Анатолий Иванович с интересом наблюдает, как Миша разделывает селёдку, режет на мелкие кусочки, как загружает её вместе с луком, варённым яйцом и сливочным маслом в блендер. Как через минуту всё это превращается в нежнейшую ароматную пасту. Как потом наносит её на подсушенные в тостере гренки. Рот Анатолия Ивановича переполняется слюной, и чтобы отвлечься он заговорил:
- Миша, вот ты меня величаешь своим другом. Почему ты так считаешь?
- А что случилось?
- Ничего не случилось. Я просто думаю, какой я тебе друг, если я для тебя ничего хорошего не сделал.
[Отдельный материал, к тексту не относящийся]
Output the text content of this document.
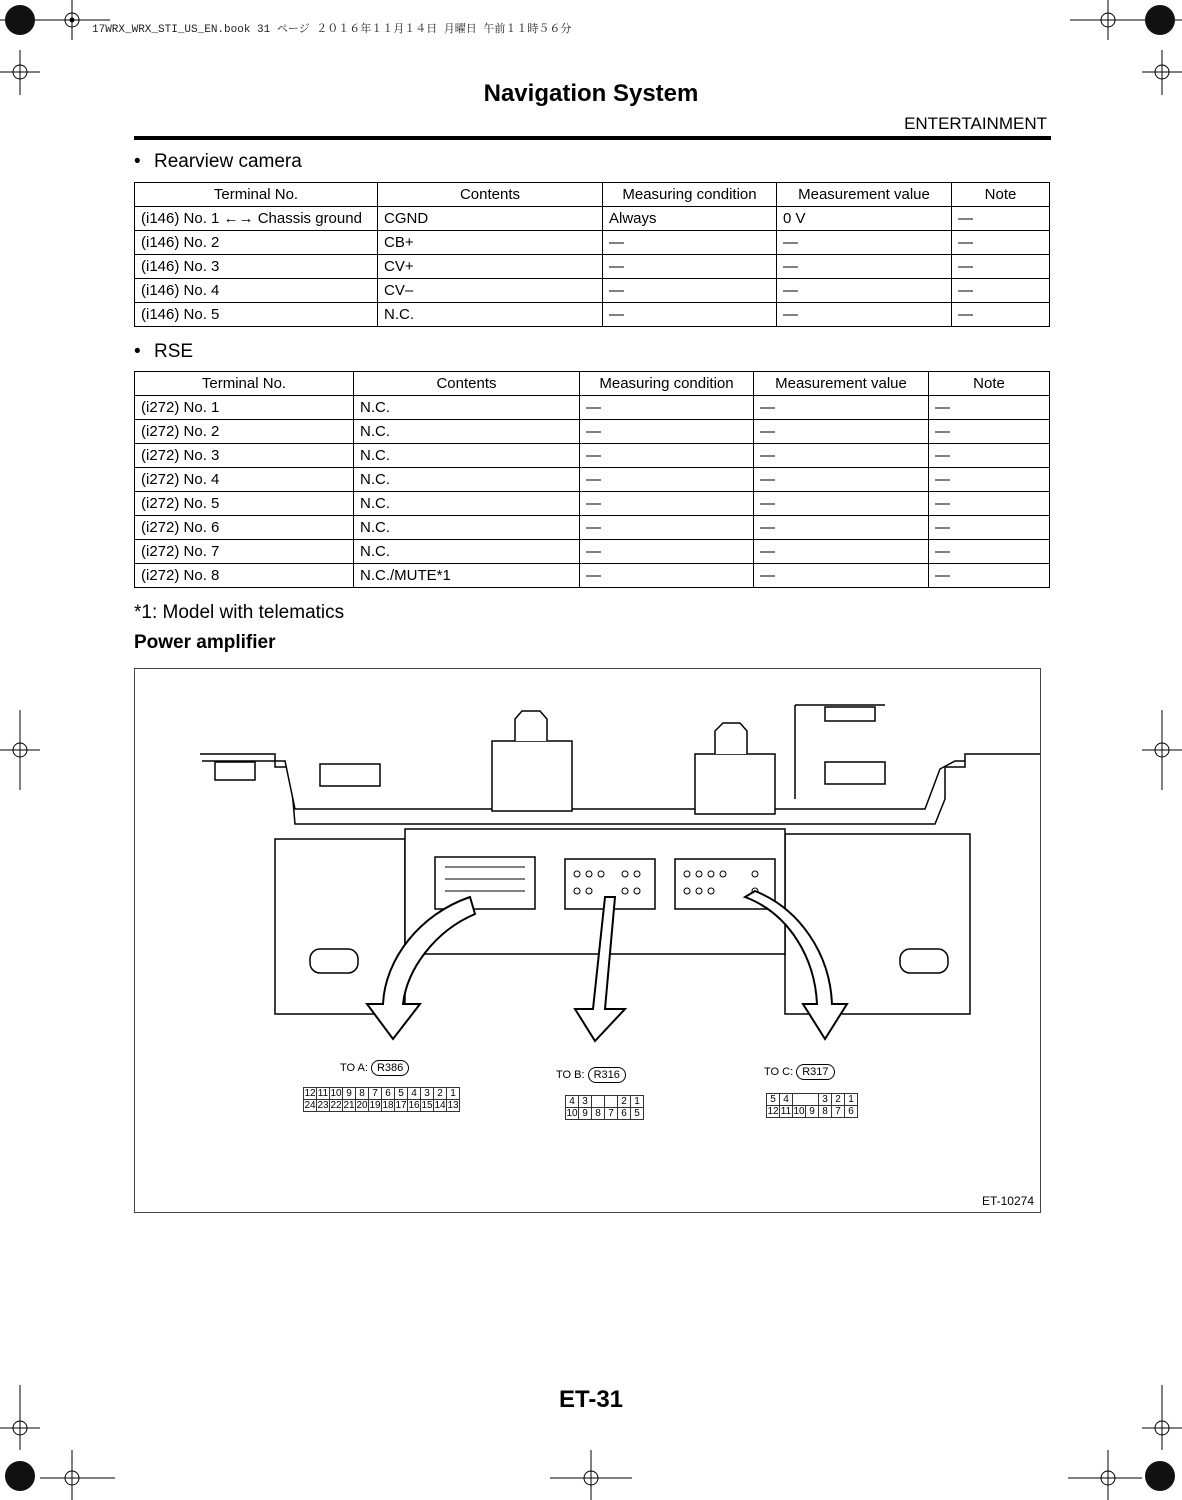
17WRX_WRX_STI_US_EN.book 31 ページ ２０１６年１１月１４日 月曜日 午前１１時５６分
Navigation System
ENTERTAINMENT
• Rearview camera
Terminal No.	Contents	Measuring condition	Measurement value	Note
(i146) No. 1 ←→ Chassis ground	CGND	Always	0 V	—
(i146) No. 2	CB+	—	—	—
(i146) No. 3	CV+	—	—	—
(i146) No. 4	CV–	—	—	—
(i146) No. 5	N.C.	—	—	—
• RSE
Terminal No.	Contents	Measuring condition	Measurement value	Note
(i272) No. 1	N.C.	—	—	—
(i272) No. 2	N.C.	—	—	—
(i272) No. 3	N.C.	—	—	—
(i272) No. 4	N.C.	—	—	—
(i272) No. 5	N.C.	—	—	—
(i272) No. 6	N.C.	—	—	—
(i272) No. 7	N.C.	—	—	—
(i272) No. 8	N.C./MUTE*1	—	—	—
*1: Model with telematics
Power amplifier
TO A: R386
12	11	10	9	8	7	6	5	4	3	2	1
24	23	22	21	20	19	18	17	16	15	14	13
TO B: R316
4	3			2	1
10	9	8	7	6	5
TO C: R317
5	4			3	2	1
12	11	10	9	8	7	6
ET-10274
ET-31
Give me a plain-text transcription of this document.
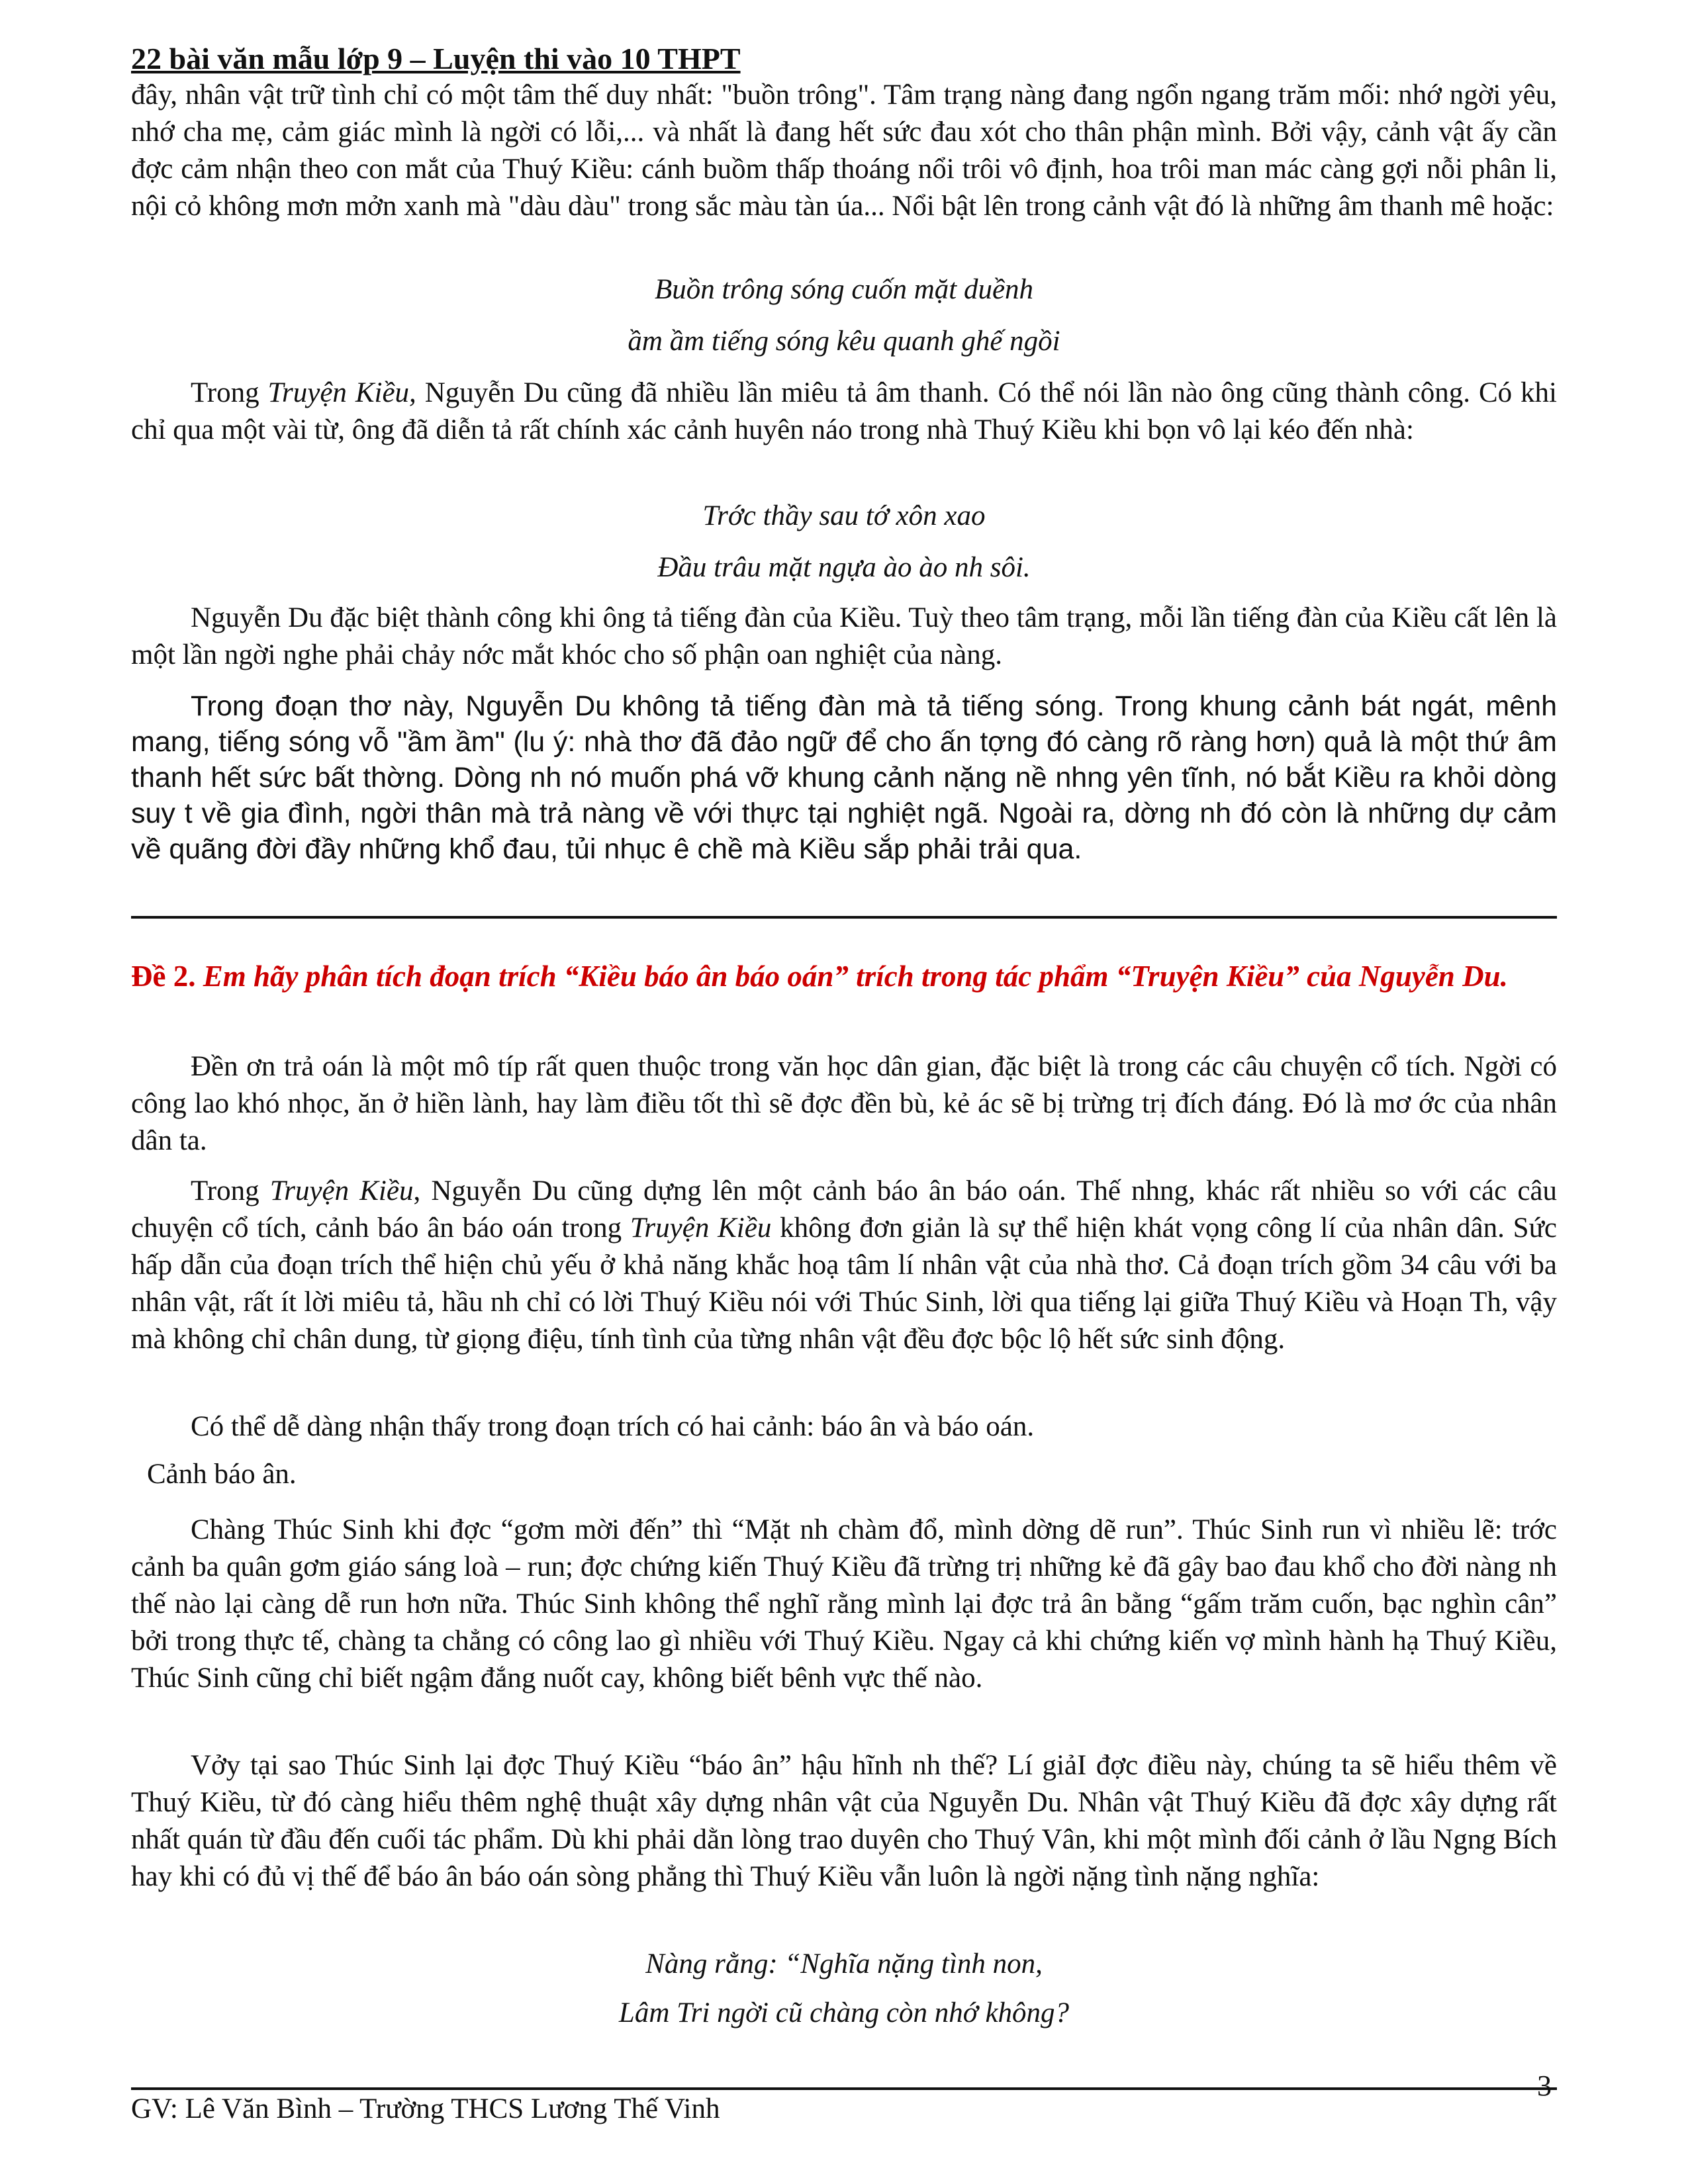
22 bài văn mẫu lớp 9 – Luyện thi vào 10 THPT

đây, nhân vật trữ tình chỉ có một tâm thế duy nhất: "buồn trông". Tâm trạng nàng đang ngổn ngang trăm mối: nhớ ngời yêu, nhớ cha mẹ, cảm giác mình là ngời có lỗi,... và nhất là đang hết sức đau xót cho thân phận mình. Bởi vậy, cảnh vật ấy cần đợc cảm nhận theo con mắt của Thuý Kiều: cánh buồm thấp thoáng nổi trôi vô định, hoa trôi man mác càng gợi nỗi phân li, nội cỏ không mơn mởn xanh mà "dàu dàu" trong sắc màu tàn úa... Nổi bật lên trong cảnh vật đó là những âm thanh mê hoặc:

Buồn trông sóng cuốn mặt duềnh

ầm ầm tiếng sóng kêu quanh ghế ngồi

Trong Truyện Kiều, Nguyễn Du cũng đã nhiều lần miêu tả âm thanh. Có thể nói lần nào ông cũng thành công. Có khi chỉ qua một vài từ, ông đã diễn tả rất chính xác cảnh huyên náo trong nhà Thuý Kiều khi bọn vô lại kéo đến nhà:

Trớc thầy sau tớ xôn xao

Đầu trâu mặt ngựa ào ào nh sôi.

Nguyễn Du đặc biệt thành công khi ông tả tiếng đàn của Kiều. Tuỳ theo tâm trạng, mỗi lần tiếng đàn của Kiều cất lên là một lần ngời nghe phải chảy nớc mắt khóc cho số phận oan nghiệt của nàng.

Trong đoạn thơ này, Nguyễn Du không tả tiếng đàn mà tả tiếng sóng. Trong khung cảnh bát ngát, mênh mang, tiếng sóng vỗ "ầm ầm" (lu ý: nhà thơ đã đảo ngữ để cho ấn tợng đó càng rõ ràng hơn) quả là một thứ âm thanh hết sức bất thờng. Dòng nh nó muốn phá vỡ khung cảnh nặng nề nhng yên tĩnh, nó bắt Kiều ra khỏi dòng suy t về gia đình, ngời thân mà trả nàng về với thực tại nghiệt ngã. Ngoài ra, dờng nh đó còn là những dự cảm về quãng đời đầy những khổ đau, tủi nhục ê chề mà Kiều sắp phải trải qua.

Đề 2. Em hãy phân tích đoạn trích “Kiều báo ân báo oán” trích trong tác phẩm “Truyện Kiều” của Nguyễn Du.

Đền ơn trả oán là một mô típ rất quen thuộc trong văn học dân gian, đặc biệt là trong các câu chuyện cổ tích. Ngời có công lao khó nhọc, ăn ở hiền lành, hay làm điều tốt thì sẽ đợc đền bù, kẻ ác sẽ bị trừng trị đích đáng. Đó là mơ ớc của nhân dân ta.

Trong Truyện Kiều, Nguyễn Du cũng dựng lên một cảnh báo ân báo oán. Thế nhng, khác rất nhiều so với các câu chuyện cổ tích, cảnh báo ân báo oán trong Truyện Kiều không đơn giản là sự thể hiện khát vọng công lí của nhân dân. Sức hấp dẫn của đoạn trích thể hiện chủ yếu ở khả năng khắc hoạ tâm lí nhân vật của nhà thơ. Cả đoạn trích gồm 34 câu với ba nhân vật, rất ít lời miêu tả, hầu nh chỉ có lời Thuý Kiều nói với Thúc Sinh, lời qua tiếng lại giữa Thuý Kiều và Hoạn Th, vậy mà không chỉ chân dung, từ giọng điệu, tính tình của từng nhân vật đều đợc bộc lộ hết sức sinh động.

Có thể dễ dàng nhận thấy trong đoạn trích có hai cảnh: báo ân và báo oán.

Cảnh báo ân.

Chàng Thúc Sinh khi đợc “gơm mời đến” thì “Mặt nh chàm đổ, mình dờng dẽ run”. Thúc Sinh run vì nhiều lẽ: trớc cảnh ba quân gơm giáo sáng loà – run; đợc chứng kiến Thuý Kiều đã trừng trị những kẻ đã gây bao đau khổ cho đời nàng nh thế nào lại càng dễ run hơn nữa. Thúc Sinh không thể nghĩ rằng mình lại đợc trả ân bằng “gấm trăm cuốn, bạc nghìn cân” bởi trong thực tế, chàng ta chẳng có công lao gì nhiều với Thuý Kiều. Ngay cả khi chứng kiến vợ mình hành hạ Thuý Kiều, Thúc Sinh cũng chỉ biết ngậm đắng nuốt cay, không biết bênh vực thế nào.

Vởy tại sao Thúc Sinh lại đợc Thuý Kiều “báo ân” hậu hĩnh nh thế? Lí giảI đợc điều này, chúng ta sẽ hiểu thêm về Thuý Kiều, từ đó càng hiểu thêm nghệ thuật xây dựng nhân vật của Nguyễn Du. Nhân vật Thuý Kiều đã đợc xây dựng rất nhất quán từ đầu đến cuối tác phẩm. Dù khi phải dằn lòng trao duyên cho Thuý Vân, khi một mình đối cảnh ở lầu Ngng Bích hay khi có đủ vị thế để báo ân báo oán sòng phẳng thì Thuý Kiều vẫn luôn là ngời nặng tình nặng nghĩa:

Nàng rằng: “Nghĩa nặng tình non,

Lâm Tri ngời cũ chàng còn nhớ không?

3

GV: Lê Văn Bình – Trường THCS Lương Thế Vinh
- Зачем хорошее? – искренне недоумевает Миша. – Я не ребёнок и не инвалид, чтобы мне помогать. Для меня важно, что ты мне ничего плохого не сделал. Но важнее всего – моя уверенность в том, что и не сделаешь.
- Ты уверен?
- На все сто процентов.
- Откуда такая уверенность?
- Задницей чувствую. Были у меня друзья: сегодня добро сделает, а завтра подлянку подсунет.
- Ну, все мы живые люди. И на счёт меня ты глубоко ошибаешься.
Володя повернулся, изобразил перепуг:
- Неужели грохнул кого?
- Говорят, мужчину судят по тому, как он относится к женщинам…
- Всё ясно, - перебил Миша. – Наделал детей по свету, а теперь прячешься от алиментов.
- Да нет…
- А чего тогда паришься?
- Детей не делал, но женщин предавал.
- Это ты зря. Лучше бы детей делал.
- Вот… грехи наши тяжкие.
Миша вытер руки и посмотрел на него так, словно только что увидел:
- Анатолий Иванович, я тебя, что-то не понимаю. Ты каяться надумал?
- Вроде того…
- Рано тебе каяться. Тебе ещё грешить да грешить! Каяться надо перед смертью. Учись у Зубова: в Ялте по причине пламенной любви к нему утопилась в море женщина. И ничего – живет себе спокойно. Мечтает ещё о такой страстной любви. Вот возьми лучше огурчики и порежь.